By altering Ephialtes’s historical character so that his assistance of the Persians was a betrayal rather than only collaboration, Snyder depicts him as departing from the Spartan values Leonidas embodies. In emphasizing what the Spartans so greatly hate, what they truly value becomes more evident. In Ephialtes, it’s his hunchbacked appearance, a deformity not present on the historical man (7.213–17). The limitations of his body prevent him from holding a shield (00:43:25), causing Leonidas to turn him away from the force and motivating his betrayal. The scene builds on the standards established by other real Spartan rituals. Plutarch details how “a session of the eldest men of [a father’s] tribe” determined whether an infant was “sturdy and strong”; if not, they were to be abandoned on “ a rugged spot near Mount Taygetus” (16).  This is dramatized in the opening scene of 300, with a chilling cut from the first shot of a blackened mountain of skulls to the vulnerable infant Leonidas (0:0:59-0:01:05).

Conversely, when 300’s plot finds Xerxes luring Ephialtes to the Persian side, the king emphasizes that he would find company; he persuades him that “The Spartans, too, were cruel to reject you. But I am kind” (1:16:38–1:16:48). Indeed, in Xerxes’s tent Ephialtes passes through others alike him in their physical deformities, including women with no arms (1:16:04) and facial burns (1:16:14).  These figures contrast with the sparse costuming on the bare-chested, muscular Spartans fighting a few moments before (1:15:33).
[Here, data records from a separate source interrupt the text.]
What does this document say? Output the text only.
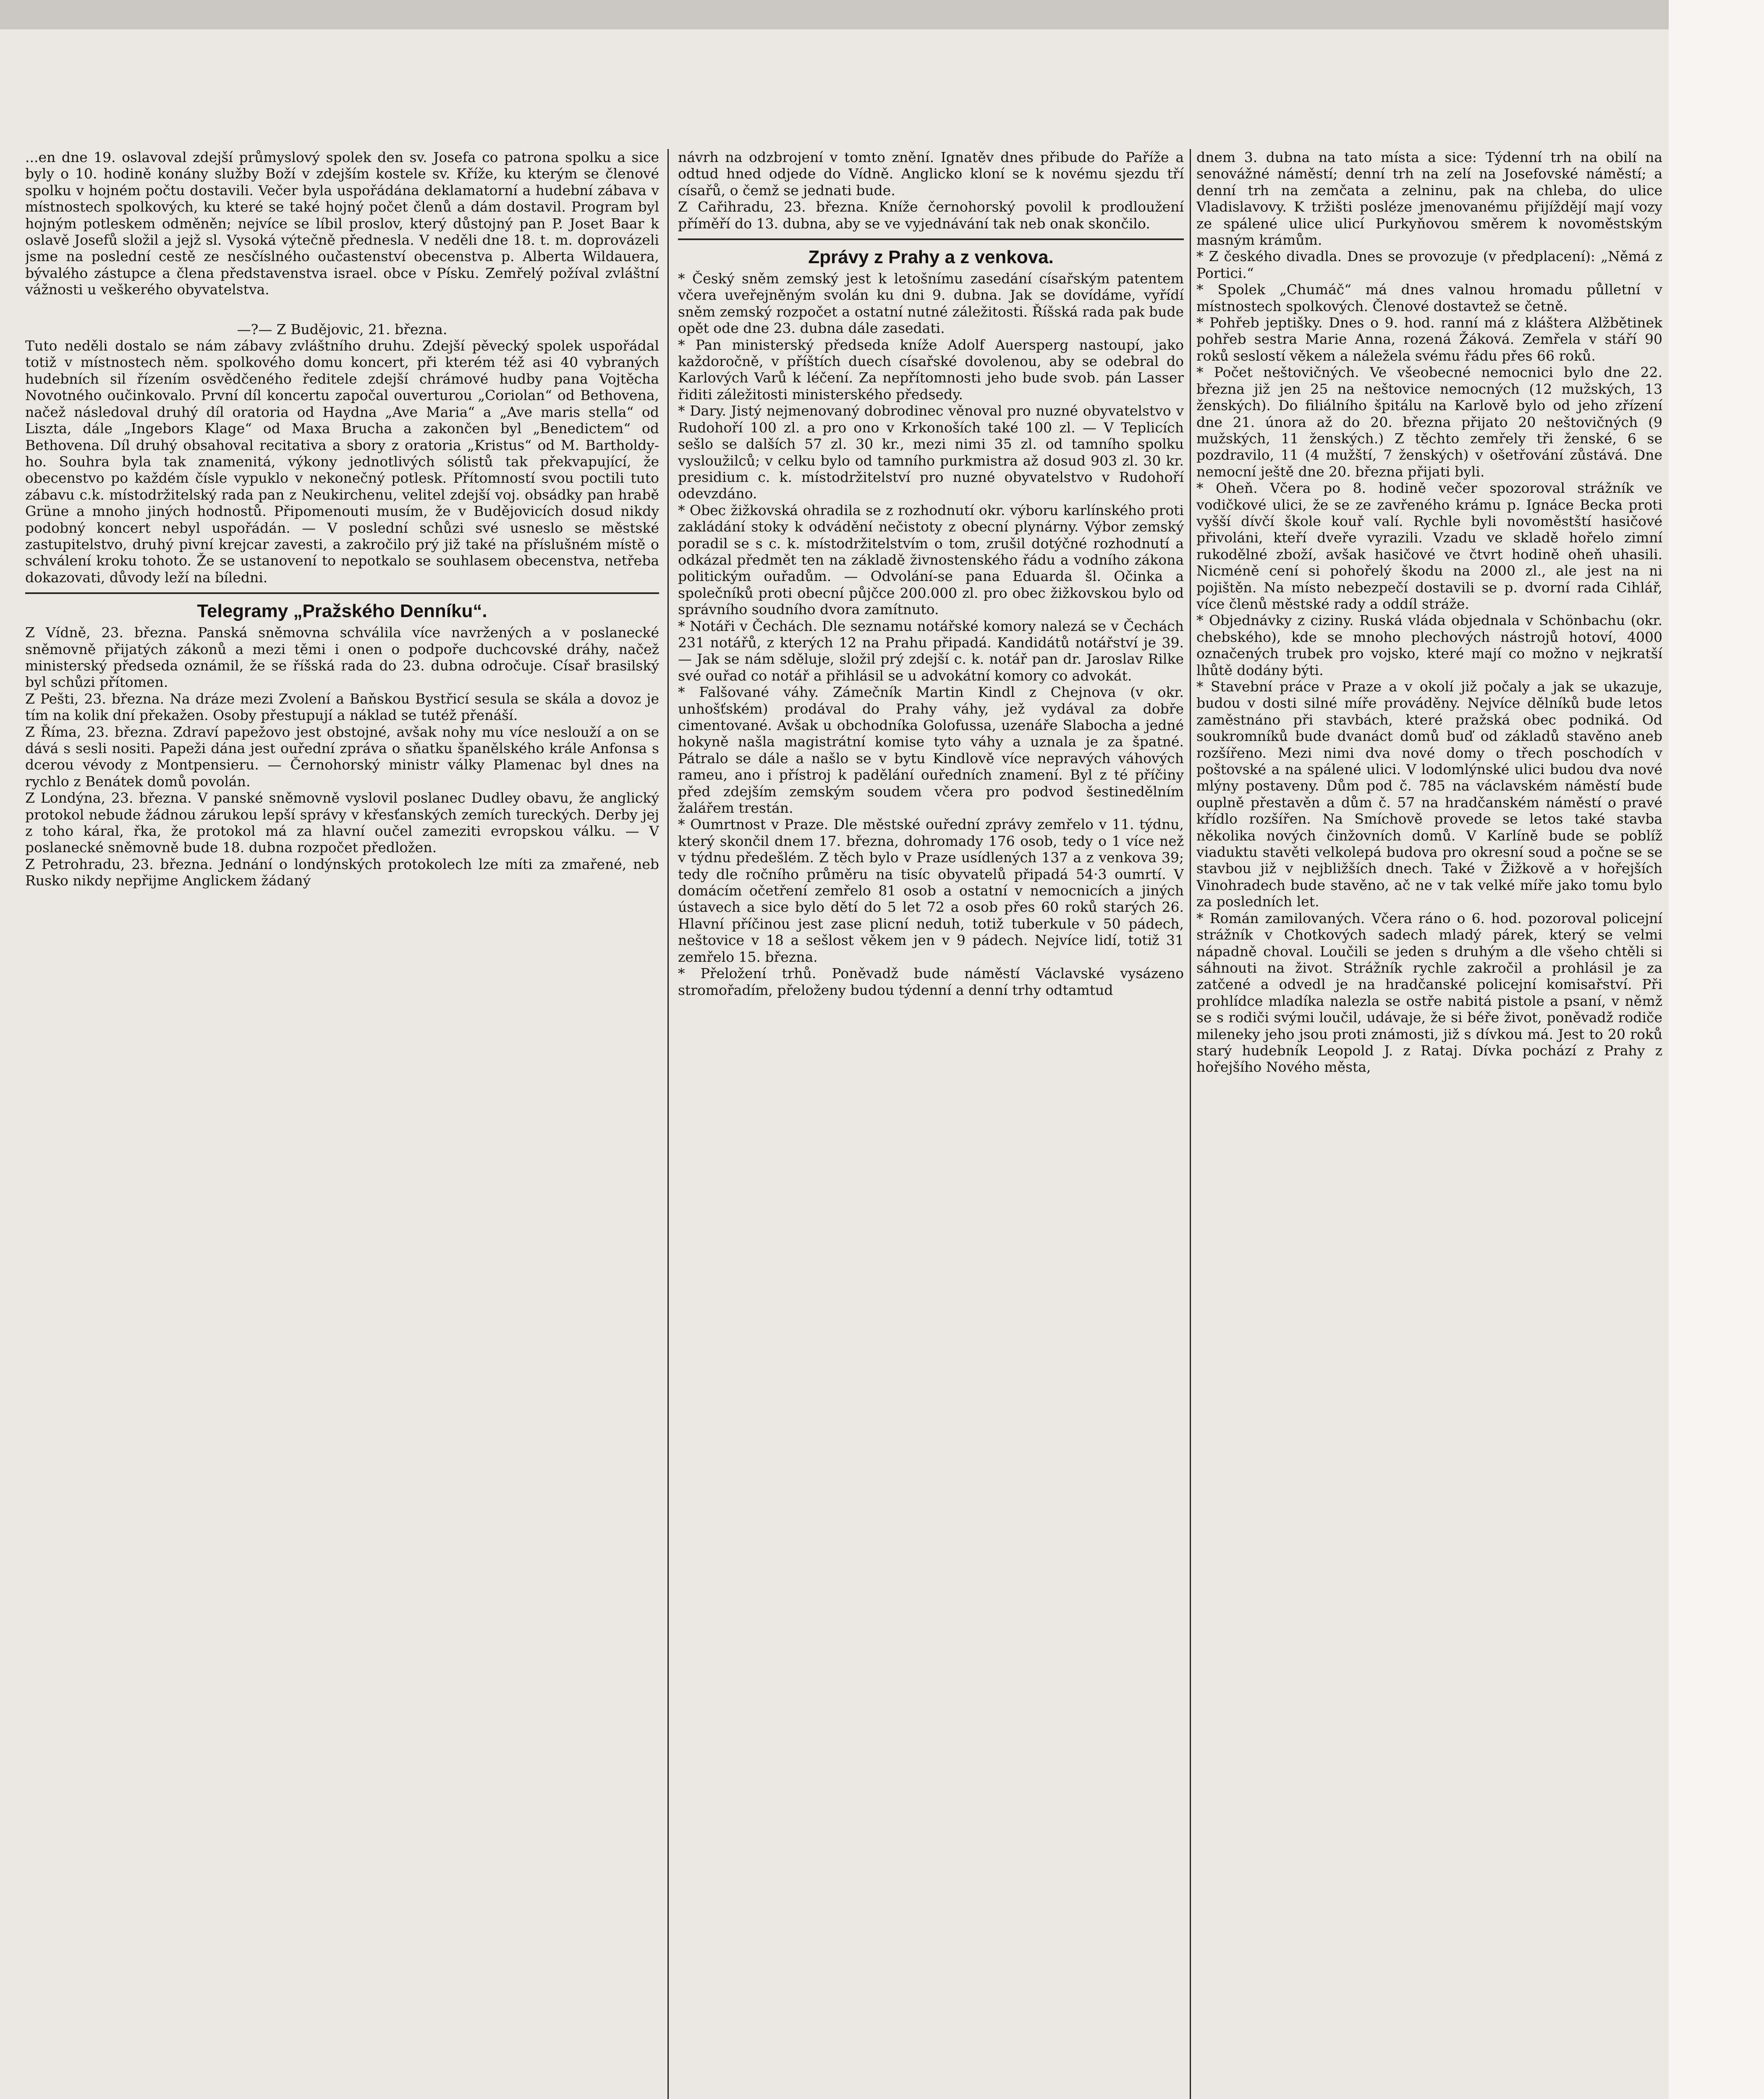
...en dne 19. oslavoval zdejší průmyslový spolek den sv. Josefa co patrona spolku a sice byly o 10. hodině konány služby Boží v zdejším kostele sv. Kříže, ku kterým se členové spolku v hojném počtu dostavili. Večer byla uspořádána deklamatorní a hudební zábava v místnostech spolkových, ku které se také hojný počet členů a dám dostavil. Program byl hojným potleskem odměněn; nejvíce se líbil proslov, který důstojný pan P. Joset Baar k oslavě Josefů složil a jejž sl. Vysoká výtečně přednesla. V neděli dne 18. t. m. doprovázeli jsme na poslední cestě ze nesčíslného oučastenství obecenstva p. Alberta Wildauera, bývalého zástupce a člena představenstva israel. obce v Písku. Zemřelý požíval zvláštní vážnosti u veškerého obyvatelstva.

—?— Z Budějovic, 21. března.

Tuto neděli dostalo se nám zábavy zvláštního druhu. Zdejší pěvecký spolek uspořádal totiž v místnostech něm. spolkového domu koncert, při kterém též asi 40 vybraných hudebních sil řízením osvědčeného ředitele zdejší chrámové hudby pana Vojtěcha Novotného oučinkovalo. První díl koncertu započal ouverturou „Coriolan“ od Bethovena, načež následoval druhý díl oratoria od Haydna „Ave Maria“ a „Ave maris stella“ od Liszta, dále „Ingebors Klage“ od Maxa Brucha a zakončen byl „Benedictem“ od Bethovena. Díl druhý obsahoval recitativa a sbory z oratoria „Kristus“ od M. Bartholdy-ho. Souhra byla tak znamenitá, výkony jednotlivých sólistů tak překvapující, že obecenstvo po každém čísle vypuklo v nekonečný potlesk. Přítomností svou poctili tuto zábavu c.k. místodržitelský rada pan z Neukirchenu, velitel zdejší voj. obsádky pan hrabě Grüne a mnoho jiných hodnostů. Připomenouti musím, že v Budějovicích dosud nikdy podobný koncert nebyl uspořádán. — V poslední schůzi své usneslo se městské zastupitelstvo, druhý pivní krejcar zavesti, a zakročilo prý již také na příslušném místě o schválení kroku tohoto. Že se ustanovení to nepotkalo se souhlasem obecenstva, netřeba dokazovati, důvody leží na bíledni.

Telegramy „Pražského Denníku“.

Z Vídně, 23. března. Panská sněmovna schválila více navržených a v poslanecké sněmovně přijatých zákonů a mezi těmi i onen o podpoře duchcovské dráhy, načež ministerský předseda oznámil, že se říšská rada do 23. dubna odročuje. Císař brasilský byl schůzi přítomen.

Z Pešti, 23. března. Na dráze mezi Zvolení a Baňskou Bystřicí sesula se skála a dovoz je tím na kolik dní překažen. Osoby přestupují a náklad se tutéž přenáší.

Z Říma, 23. března. Zdraví papežovo jest obstojné, avšak nohy mu více neslouží a on se dává s sesli nositi. Papeži dána jest ouřední zpráva o sňatku španělského krále Anfonsa s dcerou vévody z Montpensieru. — Černohorský ministr války Plamenac byl dnes na rychlo z Benátek domů povolán.

Z Londýna, 23. března. V panské sněmovně vyslovil poslanec Dudley obavu, že anglický protokol nebude žádnou zárukou lepší správy v křesťanských zemích tureckých. Derby jej z toho káral, řka, že protokol má za hlavní oučel zameziti evropskou válku. — V poslanecké sněmovně bude 18. dubna rozpočet předložen.

Z Petrohradu, 23. března. Jednání o londýnských protokolech lze míti za zmařené, neb Rusko nikdy nepřijme Anglickem žádaný

návrh na odzbrojení v tomto znění. Ignatěv dnes přibude do Paříže a odtud hned odjede do Vídně. Anglicko kloní se k novému sjezdu tří císařů, o čemž se jednati bude.

Z Cařihradu, 23. března. Kníže černohorský povolil k prodloužení příměří do 13. dubna, aby se ve vyjednávání tak neb onak skončilo.

Zprávy z Prahy a z venkova.

* Český sněm zemský jest k letošnímu zasedání císařským patentem včera uveřejněným svolán ku dni 9. dubna. Jak se dovídáme, vyřídí sněm zemský rozpočet a ostatní nutné záležitosti. Říšská rada pak bude opět ode dne 23. dubna dále zasedati.

* Pan ministerský předseda kníže Adolf Auersperg nastoupí, jako každoročně, v příštích duech císařské dovolenou, aby se odebral do Karlových Varů k léčení. Za nepřítomnosti jeho bude svob. pán Lasser řiditi záležitosti ministerského předsedy.

* Dary. Jistý nejmenovaný dobrodinec věnoval pro nuzné obyvatelstvo v Rudohoří 100 zl. a pro ono v Krkonoších také 100 zl. — V Teplicích sešlo se dalších 57 zl. 30 kr., mezi nimi 35 zl. od tamního spolku vysloužilců; v celku bylo od tamního purkmistra až dosud 903 zl. 30 kr. presidium c. k. místodržitelství pro nuzné obyvatelstvo v Rudohoří odevzdáno.

* Obec žižkovská ohradila se z rozhodnutí okr. výboru karlínského proti zakládání stoky k odvádění nečistoty z obecní plynárny. Výbor zemský poradil se s c. k. místodržitelstvím o tom, zrušil dotýčné rozhodnutí a odkázal předmět ten na základě živnostenského řádu a vodního zákona politickým ouřadům. — Odvolání-se pana Eduarda šl. Očinka a společníků proti obecní půjčce 200.000 zl. pro obec žižkovskou bylo od správního soudního dvora zamítnuto.

* Notáři v Čechách. Dle seznamu notářské komory nalezá se v Čechách 231 notářů, z kterých 12 na Prahu připadá. Kandidátů notářství je 39. — Jak se nám sděluje, složil prý zdejší c. k. notář pan dr. Jaroslav Rilke své ouřad co notář a přihlásil se u advokátní komory co advokát.

* Falšované váhy. Zámečník Martin Kindl z Chejnova (v okr. unhošťském) prodával do Prahy váhy, jež vydával za dobře cimentované. Avšak u obchodníka Golofussa, uzenáře Slabocha a jedné hokyně našla magistrátní komise tyto váhy a uznala je za špatné. Pátralo se dále a našlo se v bytu Kindlově více nepravých váhových rameu, ano i přístroj k padělání ouředních znamení. Byl z té příčiny před zdejším zemským soudem včera pro podvod šestinedělním žalářem trestán.

* Oumrtnost v Praze. Dle městské ouřední zprávy zemřelo v 11. týdnu, který skončil dnem 17. března, dohromady 176 osob, tedy o 1 více než v týdnu předešlém. Z těch bylo v Praze usídlených 137 a z venkova 39; tedy dle ročního průměru na tisíc obyvatelů připadá 54·3 oumrtí. V domácím očetření zemřelo 81 osob a ostatní v nemocnicích a jiných ústavech a sice bylo dětí do 5 let 72 a osob přes 60 roků starých 26. Hlavní příčinou jest zase plicní neduh, totiž tuberkule v 50 pádech, neštovice v 18 a sešlost věkem jen v 9 pádech. Nejvíce lidí, totiž 31 zemřelo 15. března.

* Přeložení trhů. Poněvadž bude náměstí Václavské vysázeno stromořadím, přeloženy budou týdenní a denní trhy odtamtud

dnem 3. dubna na tato místa a sice: Týdenní trh na obilí na senovážné náměstí; denní trh na zelí na Josefovské náměstí; a denní trh na zemčata a zelninu, pak na chleba, do ulice Vladislavovy. K tržišti posléze jmenovanému přijíždějí mají vozy ze spálené ulice ulicí Purkyňovou směrem k novoměstským masným krámům.

* Z českého divadla. Dnes se provozuje (v předplacení): „Němá z Portici.“

* Spolek „Chumáč“ má dnes valnou hromadu půlletní v místnostech spolkových. Členové dostavtež se četně.

* Pohřeb jeptišky. Dnes o 9. hod. ranní má z kláštera Alžbětinek pohřeb sestra Marie Anna, rozená Žáková. Zemřela v stáří 90 roků seslostí věkem a náležela svému řádu přes 66 roků.

* Počet neštovičných. Ve všeobecné nemocnici bylo dne 22. března již jen 25 na neštovice nemocných (12 mužských, 13 ženských). Do filiálního špitálu na Karlově bylo od jeho zřízení dne 21. února až do 20. března přijato 20 neštovičných (9 mužských, 11 ženských.) Z těchto zemřely tři ženské, 6 se pozdravilo, 11 (4 mužští, 7 ženských) v ošetřování zůstává. Dne nemocní ještě dne 20. března přijati byli.

* Oheň. Včera po 8. hodině večer spozoroval strážník ve vodičkové ulici, že se ze zavřeného krámu p. Ignáce Becka proti vyšší dívčí škole kouř valí. Rychle byli novoměstští hasičové přivoláni, kteří dveře vyrazili. Vzadu ve skladě hořelo zimní rukodělné zboží, avšak hasičové ve čtvrt hodině oheň uhasili. Nicméně cení si pohořelý škodu na 2000 zl., ale jest na ni pojištěn. Na místo nebezpečí dostavili se p. dvorní rada Cihlář, více členů městské rady a oddíl stráže.

* Objednávky z ciziny. Ruská vláda objednala v Schönbachu (okr. chebského), kde se mnoho plechových nástrojů hotoví, 4000 označených trubek pro vojsko, které mají co možno v nejkratší lhůtě dodány býti.

* Stavební práce v Praze a v okolí již počaly a jak se ukazuje, budou v dosti silné míře prováděny. Nejvíce dělníků bude letos zaměstnáno při stavbách, které pražská obec podniká. Od soukromníků bude dvanáct domů buď od základů stavěno aneb rozšířeno. Mezi nimi dva nové domy o třech poschodích v poštovské a na spálené ulici. V lodomlýnské ulici budou dva nové mlýny postaveny. Dům pod č. 785 na václavském náměstí bude ouplně přestavěn a dům č. 57 na hradčanském náměstí o pravé křídlo rozšířen. Na Smíchově provede se letos také stavba několika nových činžovních domů. V Karlíně bude se poblíž viaduktu stavěti velkolepá budova pro okresní soud a počne se se stavbou již v nejbližších dnech. Také v Žižkově a v hořejších Vinohradech bude stavěno, ač ne v tak velké míře jako tomu bylo za posledních let.

* Román zamilovaných. Včera ráno o 6. hod. pozoroval policejní strážník v Chotkových sadech mladý párek, který se velmi nápadně choval. Loučili se jeden s druhým a dle všeho chtěli si sáhnouti na život. Strážník rychle zakročil a prohlásil je za zatčené a odvedl je na hradčanské policejní komisařství. Při prohlídce mladíka nalezla se ostře nabitá pistole a psaní, v němž se s rodiči svými loučil, udávaje, že si béře život, poněvadž rodiče mileneky jeho jsou proti známosti, již s dívkou má. Jest to 20 roků starý hudebník Leopold J. z Rataj. Dívka pochází z Prahy z hořejšího Nového města,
Elsewhere in the battle, Snyder veers into horror convention with the design of monstrous Persians, whether a giant-like soldier (1:04:57) or a man with claws resembling a crab’s (1:11:43). Physical oddity is associated with the enemy Persians, while the heroic Spartans are physically ideal, sending a clear visual message: physical weakness, even if unpreventable, is equivalent to moral decay. The monstrosities of the Persians may be historical distortion, but the same attitudes about physical weakness, as Plutarch shows, were foundational in Spartan society.  This historical context lends a new tension to the earlier dramatization of Leonidas’s upbringing, making the consequences of any failure more obvious. In my view, the Spartans’ system operates on a cruel contradiction, one where death is preferable to dishonor and yet the abandonment of an infant deemed physically weak is still considered just.

I suppose, then, that my greatest issue with the Spartans’ values lies not in the values themselves, but in what they are used to fight for. The ideals of duty and physical stamina are appealing, especially when they allow for the kind of defense mounted at the battle of Thermopylae. But the society which the Spartans defend is one marked by the elimination of independent thought and the physically vulnerable. What is even more troubling is the Spartan view that these two concepts are inseparable—that such a level of courage can only be developed in a system to brutal to others. Leonidas and Ephialtes’s last confrontation in 300 represents this on a visual level as they stare from their respective sides, with no safe ground to cross between them. Maybe to occupy that middle space would represent a different kind of sacrifice—one that might lessen unifying strength, but would increase individual value.